Revealing roles of S-layer protein (SlpA) in Clostridioides difficile pathogenicity by generating the first slpA gene deletion mutant

Abstract

ABSTRACT Clostridioides difficile infection (CDI) with high morbidity and high mortality is an urgent threat to public health, and C. difficile pathogenesis studies are eagerly required for CDI therapy. The major surface layer protein, SlpA, was supposed to play a key role in C. difficile pathogenesis; however, a lack of isogenic slpA mutants has greatly hampered analysis of SlpA functions. In this study, the whole slpA gene was successfully deleted for the first time via CRISPR-Cas9 system. Deletion of slpA in C. difficile resulted in smaller, smother-edged colonies, shorter bacterial cell size, and aggregation in suspension. For life cycle, the mutant demonstrated lower growth (changes of optical density at 600 nm, OD600) but higher cell density (colony-forming unit, CFU), decreased toxins production, and inhibited sporulation. Moreover, the mutant was more impaired in motility, more sensitive to vancomycin and Triton X-100-induced autolysis, releasing more lactate dehydrogenase. In addition, SlpA deficiency led to robust biofilm formation but weak adhesion to human host cells. IMPORTANCE Clostridioides difficile infection (CDI) has been the most common hospital-acquired infection, with a high rate of antibiotic resistance and recurrence incidences, become a debilitating public health threat. It is urgently needed to study C. difficile pathogenesis for developing efficient strategies as CDI therapy.

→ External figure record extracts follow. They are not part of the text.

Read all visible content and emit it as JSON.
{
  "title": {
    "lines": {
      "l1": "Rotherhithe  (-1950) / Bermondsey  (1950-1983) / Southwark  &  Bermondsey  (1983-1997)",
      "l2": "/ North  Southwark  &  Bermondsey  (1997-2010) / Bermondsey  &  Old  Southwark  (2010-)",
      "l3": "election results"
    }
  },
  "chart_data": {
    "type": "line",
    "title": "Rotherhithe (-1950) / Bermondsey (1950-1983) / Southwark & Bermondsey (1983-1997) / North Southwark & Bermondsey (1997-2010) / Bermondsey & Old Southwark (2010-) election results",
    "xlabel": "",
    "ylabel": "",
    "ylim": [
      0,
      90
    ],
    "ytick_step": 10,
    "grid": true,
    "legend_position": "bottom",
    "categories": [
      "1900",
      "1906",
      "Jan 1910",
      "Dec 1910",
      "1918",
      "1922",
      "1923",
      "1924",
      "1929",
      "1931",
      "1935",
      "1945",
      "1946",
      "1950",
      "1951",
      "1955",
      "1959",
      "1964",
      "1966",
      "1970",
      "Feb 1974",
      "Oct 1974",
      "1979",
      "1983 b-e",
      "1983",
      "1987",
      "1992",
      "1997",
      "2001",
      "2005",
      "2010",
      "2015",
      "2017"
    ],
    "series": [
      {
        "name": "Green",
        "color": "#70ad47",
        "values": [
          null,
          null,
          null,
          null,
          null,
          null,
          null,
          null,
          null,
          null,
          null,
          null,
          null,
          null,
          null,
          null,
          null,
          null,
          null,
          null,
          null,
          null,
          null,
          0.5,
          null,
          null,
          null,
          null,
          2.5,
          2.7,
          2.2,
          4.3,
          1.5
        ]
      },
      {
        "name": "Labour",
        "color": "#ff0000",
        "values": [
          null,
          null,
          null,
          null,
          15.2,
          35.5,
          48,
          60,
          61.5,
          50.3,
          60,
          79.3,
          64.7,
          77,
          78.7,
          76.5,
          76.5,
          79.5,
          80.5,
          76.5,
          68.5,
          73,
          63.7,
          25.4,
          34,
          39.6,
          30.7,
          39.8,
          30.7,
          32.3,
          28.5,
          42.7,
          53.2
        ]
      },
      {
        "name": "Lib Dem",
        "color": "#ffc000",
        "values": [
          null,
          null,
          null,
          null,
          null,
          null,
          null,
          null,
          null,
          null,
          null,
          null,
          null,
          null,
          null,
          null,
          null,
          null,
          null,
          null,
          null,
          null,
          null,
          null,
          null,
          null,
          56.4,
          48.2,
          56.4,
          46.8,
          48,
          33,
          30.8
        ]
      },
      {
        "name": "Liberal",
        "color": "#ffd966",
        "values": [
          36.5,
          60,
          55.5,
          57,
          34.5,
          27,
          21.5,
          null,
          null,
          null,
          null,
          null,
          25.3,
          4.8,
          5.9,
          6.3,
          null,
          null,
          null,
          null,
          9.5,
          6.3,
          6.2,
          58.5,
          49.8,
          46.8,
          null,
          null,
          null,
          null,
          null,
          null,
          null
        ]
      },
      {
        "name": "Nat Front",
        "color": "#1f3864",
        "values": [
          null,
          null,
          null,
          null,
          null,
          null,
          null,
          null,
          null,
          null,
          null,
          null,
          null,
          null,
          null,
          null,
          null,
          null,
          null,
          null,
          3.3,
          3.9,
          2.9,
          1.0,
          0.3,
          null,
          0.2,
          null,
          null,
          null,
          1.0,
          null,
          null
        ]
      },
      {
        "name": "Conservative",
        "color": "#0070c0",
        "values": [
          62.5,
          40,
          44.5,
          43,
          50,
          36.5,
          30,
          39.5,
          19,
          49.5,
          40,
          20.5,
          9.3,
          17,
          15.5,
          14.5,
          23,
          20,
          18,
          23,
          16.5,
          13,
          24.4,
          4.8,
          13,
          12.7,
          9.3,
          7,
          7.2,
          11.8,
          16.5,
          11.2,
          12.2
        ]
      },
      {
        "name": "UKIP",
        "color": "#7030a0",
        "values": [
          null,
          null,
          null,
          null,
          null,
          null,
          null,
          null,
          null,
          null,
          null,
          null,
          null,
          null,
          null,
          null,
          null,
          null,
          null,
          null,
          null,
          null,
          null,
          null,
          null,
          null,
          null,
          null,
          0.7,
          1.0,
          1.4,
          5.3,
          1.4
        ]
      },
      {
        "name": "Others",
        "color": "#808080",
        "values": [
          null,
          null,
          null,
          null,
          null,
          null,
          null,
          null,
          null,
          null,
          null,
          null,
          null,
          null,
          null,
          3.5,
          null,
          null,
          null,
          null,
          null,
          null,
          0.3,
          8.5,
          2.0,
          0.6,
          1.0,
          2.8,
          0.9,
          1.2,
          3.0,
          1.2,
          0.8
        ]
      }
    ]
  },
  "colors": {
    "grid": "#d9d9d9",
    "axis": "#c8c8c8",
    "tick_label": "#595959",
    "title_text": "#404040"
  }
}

SlpA was indicated to play a key role in C. difficile pathogenesis. However, analysis of SlpA functions was hampered due to lack of isogenic slpA mutants. Surprisingly, the first slpA deletion C. difficile strain was generated in this study via CRISPR-Cas9, further negating the previous thought about slpA being essential. Results in this study will provide direct proof for roles of SlpA in C. difficile pathogenesis, which will facilitate future investigations for new targets as vaccines, new therapeutic agents, and intervention strategies in combating CDI.